As a final effort to meet quibbles, the British Ambassador at Berlin then suggested that after Austria had satisfied her military prestige, the moment might then be favorable for four disinterested powers to discuss the situation and come forward with suggestions for preventing graver complications.

To this proposal the German Secretary of State seemingly acquiesced, but, as usual, _nothing whatever was done_. [English "White Paper," No.

76.] It is true that on July 29 Sir Edward Grey was assured by the German Ambassador that the German Foreign Office was

"endeavoring to make Vienna explain in a satisfactory form at St. Petersburg the scope and extension of Austrian proceedings in Servia,"

but again the communications which the German Foreign Office sent to Vienna on this point _have never yet been disclosed to the world_.

[English "White Paper," No. 84.]

In this same conference Sir Edward Grey

"urged that the _German Government should suggest any method_ by which the influence of the four powers could be used together to prevent war between Austria and Russia.
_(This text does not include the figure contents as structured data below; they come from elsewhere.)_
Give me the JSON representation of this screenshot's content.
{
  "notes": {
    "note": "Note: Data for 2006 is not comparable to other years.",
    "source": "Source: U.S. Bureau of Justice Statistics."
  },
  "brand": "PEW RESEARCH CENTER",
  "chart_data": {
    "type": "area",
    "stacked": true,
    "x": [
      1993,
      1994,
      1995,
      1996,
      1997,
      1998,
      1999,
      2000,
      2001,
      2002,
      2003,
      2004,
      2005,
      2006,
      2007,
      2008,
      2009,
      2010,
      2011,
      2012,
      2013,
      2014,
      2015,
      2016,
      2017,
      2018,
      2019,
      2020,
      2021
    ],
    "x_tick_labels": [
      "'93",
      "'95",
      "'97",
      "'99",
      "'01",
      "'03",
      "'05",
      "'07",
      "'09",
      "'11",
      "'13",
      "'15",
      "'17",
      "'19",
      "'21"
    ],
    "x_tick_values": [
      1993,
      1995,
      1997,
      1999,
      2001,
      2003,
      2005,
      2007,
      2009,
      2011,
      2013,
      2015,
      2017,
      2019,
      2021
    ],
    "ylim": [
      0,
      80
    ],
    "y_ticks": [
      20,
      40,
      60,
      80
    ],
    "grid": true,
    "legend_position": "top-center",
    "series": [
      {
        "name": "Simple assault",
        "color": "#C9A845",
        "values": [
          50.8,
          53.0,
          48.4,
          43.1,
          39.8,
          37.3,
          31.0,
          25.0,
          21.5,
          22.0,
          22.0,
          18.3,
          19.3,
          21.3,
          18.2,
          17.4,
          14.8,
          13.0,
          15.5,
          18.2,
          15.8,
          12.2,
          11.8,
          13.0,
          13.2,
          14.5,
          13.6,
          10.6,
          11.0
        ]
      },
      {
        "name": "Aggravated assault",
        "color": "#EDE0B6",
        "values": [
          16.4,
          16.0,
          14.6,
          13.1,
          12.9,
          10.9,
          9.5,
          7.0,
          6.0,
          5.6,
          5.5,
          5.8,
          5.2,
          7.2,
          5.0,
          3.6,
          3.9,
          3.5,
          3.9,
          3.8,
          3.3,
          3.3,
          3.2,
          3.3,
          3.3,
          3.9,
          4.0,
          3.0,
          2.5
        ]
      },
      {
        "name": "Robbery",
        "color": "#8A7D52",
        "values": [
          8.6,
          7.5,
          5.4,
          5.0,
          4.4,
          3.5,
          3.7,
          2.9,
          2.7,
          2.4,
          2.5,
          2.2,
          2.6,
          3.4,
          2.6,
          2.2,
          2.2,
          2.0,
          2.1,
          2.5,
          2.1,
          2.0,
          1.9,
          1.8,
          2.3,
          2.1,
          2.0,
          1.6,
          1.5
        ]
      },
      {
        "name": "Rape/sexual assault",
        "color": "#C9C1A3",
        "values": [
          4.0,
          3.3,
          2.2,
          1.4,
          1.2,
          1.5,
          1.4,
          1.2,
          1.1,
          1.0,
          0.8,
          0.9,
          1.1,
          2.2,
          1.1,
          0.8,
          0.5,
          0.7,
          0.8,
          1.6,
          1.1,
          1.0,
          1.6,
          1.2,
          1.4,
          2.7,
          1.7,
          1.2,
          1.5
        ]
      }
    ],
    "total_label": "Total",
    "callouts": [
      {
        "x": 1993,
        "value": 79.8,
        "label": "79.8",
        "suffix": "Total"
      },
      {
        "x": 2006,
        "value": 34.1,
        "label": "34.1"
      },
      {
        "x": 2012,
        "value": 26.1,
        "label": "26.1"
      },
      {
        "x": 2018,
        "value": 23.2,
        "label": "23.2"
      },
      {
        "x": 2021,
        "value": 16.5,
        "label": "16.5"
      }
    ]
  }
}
France agreed, Italy agreed. The whole idea of mediation or mediating influence was ready to be put into operation _by any method that Germany could suggest_ if mine were not acceptable. In fact, mediation was ready to come into operation by any method that Germany thought possible, if only Germany would 'press the button' in the interests of peace."

[English "White Paper," No. 84.]

The difficulty was, however, that Germany never "pressed the button,"

although obviously it would have been easy for her to do so, as the stronger and more influential member of the Double Alliance.

On the same day the Austrian Government left a memorandum with Sir Edward Grey to the effect that Count Mensdorff said that the war with Servia must proceed.